Longtime North Carolina political observer Ferrel Guillory says there’s been pushback with the firestorm of conservative legislation, such as the hundreds of people who marched weekly on the Capitol on “Moral Mondays.”
“Overall, this is still a purple state in the sense that the general electorate is very narrowly divided,” said Guillory, a journalism professor at the University of North Carolina at Chapel Hill. “Obama won in 2008 by 14,000 votes. Romney won by 90,000 in 2012. You had five consecutive Democratic governors before [Pat] McCrory won.

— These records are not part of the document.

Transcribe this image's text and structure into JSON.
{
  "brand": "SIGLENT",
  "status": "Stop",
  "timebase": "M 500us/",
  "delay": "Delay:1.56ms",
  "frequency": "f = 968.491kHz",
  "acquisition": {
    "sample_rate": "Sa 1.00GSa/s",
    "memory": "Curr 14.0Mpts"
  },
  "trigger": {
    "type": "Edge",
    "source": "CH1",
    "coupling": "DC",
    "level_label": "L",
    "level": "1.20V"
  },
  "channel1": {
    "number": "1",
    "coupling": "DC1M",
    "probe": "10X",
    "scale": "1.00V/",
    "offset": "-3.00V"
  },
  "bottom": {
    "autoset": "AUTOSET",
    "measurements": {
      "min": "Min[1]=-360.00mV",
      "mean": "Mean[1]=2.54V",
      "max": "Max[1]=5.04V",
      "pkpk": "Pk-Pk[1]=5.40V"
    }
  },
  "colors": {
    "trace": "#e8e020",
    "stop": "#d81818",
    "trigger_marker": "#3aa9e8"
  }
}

“We’ve had a very red Republican legislature and governance imposed on a purple state and they’ve solidified it through redistricting,” he said, adding that the tide could turn. More North Carolinians voted for Democratic congressional candidates in 2012 on the whole than for Republicans, even though Republicans hold nine of 13 seats, he said.
“I tell my friends, ‘Don’t give up on North Carolina’ when you’ve looked to North Carolina for leadership.”
But what’s worrying is the possibility that South Carolina Republicans will become roosters with new confidence to push things that passed in North Carolina that still haven’t passed here — more abortion restrictions, guns in bars, more education cuts, laxer environmental laws and more.
Now with North Carolina acting more like we’ve acted for years, let’s not, for a change, turn to North Carolina as the example. Instead of both parties in South Carolina looking at their narrow platforms, let’s take a look at what’s good for everybody. Instead of playing the blame game and trying to nationalize state politics, let’s focus on things like comprehensive tax reform to make taxes fairer for everyone. Let’s have more accountability and transparency in government, create more opportunity to reduce poverty, cut the violent crime rate and improve education.
In the scathing political wars in the state and nation, the concept of the common good — once such a vital part of our democracy — has been shredded in favor of a culture of individual needs and greed. But it is exactly the common good that helped to forge our Constitution.
As Christian writer Jim Wallis wrote in Time magazine in April: “A commitment to the common good could bring us together and solve the deepest problems this country and the world now face: How do we work together? How do we treat each other, especially the poorest and most vulnerable? How do we take care of not just ourselves but also one another? The common good is also the best way to find common ground with other people—even with those who don’t agree with us or share our politics.”